Billet invité.
Quand il n’est pas qualifié sans attendre de « coalition des perdants », avant même d’avoir vu le jour, l’accord qui se dessinait hier, encore sujet à bien des obstacles, recevait le qualificatif de « paléo-coalition » attribué par l’hebdomadaire Der Spiegel.
De fait, les trois partis qui cherchent à réunir les bases d’un programme de gouvernement ne représentent plus que 53% des électeurs, contre les deux tiers précédemment, le score de chacun d’entre eux ayant chuté lors des dernières élections au profit du FDP de droite et de l’AfD d’extrême-droite.

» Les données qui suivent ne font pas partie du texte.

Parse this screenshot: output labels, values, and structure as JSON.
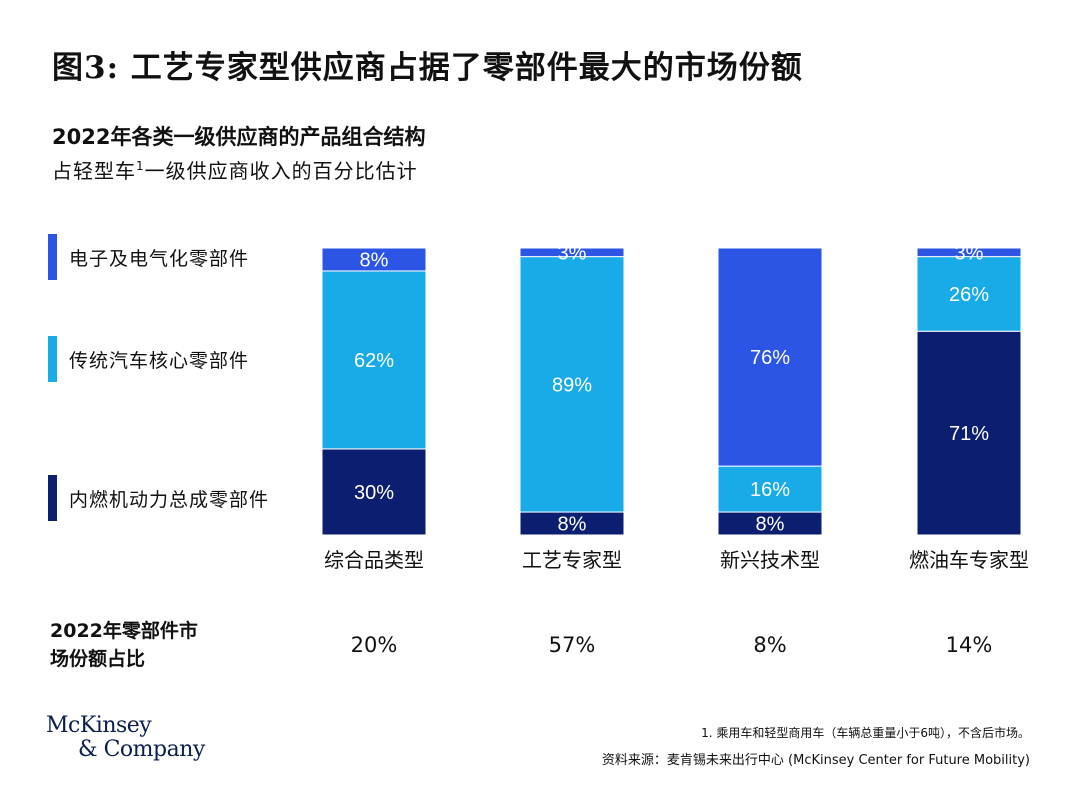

La coalition qui est encore dans ses limbes n’a pas devant elle une voie triomphale, et les commentaires outre-Rhin font état d’une poussée de l’extrême-droite qui se manifestera à la première occasion venue. Les élections régionales qui ponctuent la vie politique allemande ne manquent pas.
Pour être complet, le tableau doit mentionner les tensions internes au sein du SPD, de la CDU et de la CSU. Martin Schulz est en sursis à la tête du premier d’entre eux, Angela Merkel est donnée pour n’accomplir qu’un demi-mandat de deux ans, et Horst Seehofer a déjà été marginalisé au sein de la CSU. Et la relève à laquelle les électeurs aspirent n’est pas au rendez-vous, sauf pour ce dernier.
Le besoin de renouvellement ne concerne pas seulement les dirigeants, il atteint aussi la politique à mener. Ce qui pourrait à première vue apparaitre comme un paradoxe, étant donné la santé de l’économie allemande. Mais Angela Merkel l’a expliqué en reconnaissant que les Allemands aspirent à vivre mieux dans une société qui fonctionne mieux. Si l’on ne veut pas s’en tenir aux grands indices économiques symboles d’une prospérité trompeuse, il y a de quoi faire.
Dans les commentaires venus d’Allemagne, les initiatives françaises sont opposées à l’attentisme allemand. Faut-il alors voir dans la situation actuelle le ferment d’une évolution de la politique européenne outre-Rhin ? Cela serait aller trop vite en besogne. Les surplus budgétaires dégagés laissent une marge de manœuvre au futur gouvernement, suffisamment confortable pour qu’il ne soit pas nécessaire de revenir sur la stricte politique budgétaire en matière de déficit.
La seule discussion possible portera sur la politique d’investissement confiée à la Commission – et non à un gouvernement de la zone euro – sur ses objectifs, ses étapes et son calendrier. Les autorités françaises ont déjà fait savoir publiquement qu’elles se prêteraient au jeu, dans l’espoir de desserrer ainsi les contraintes budgétaires grâce à de nouvelles recettes fiscales.
En termes de financement du désendettement, cette politique ne permettra, dans une étape ultérieure, que de rallonger les calendriers de remboursement de la dette afin de diminuer son service annuel dans les pays les plus étranglés. Et cela renverra à plus tard le moment où il faudra bien convenir qu’une restructuration de la dette est inévitable.
Deuxième avantage de cette perspective, elle permettra dans l’immédiat de se réfugier derrière les exigences du marché pour justifier le maintien de la politique d’austérité et des « réformes structurelles », le véritable objectif.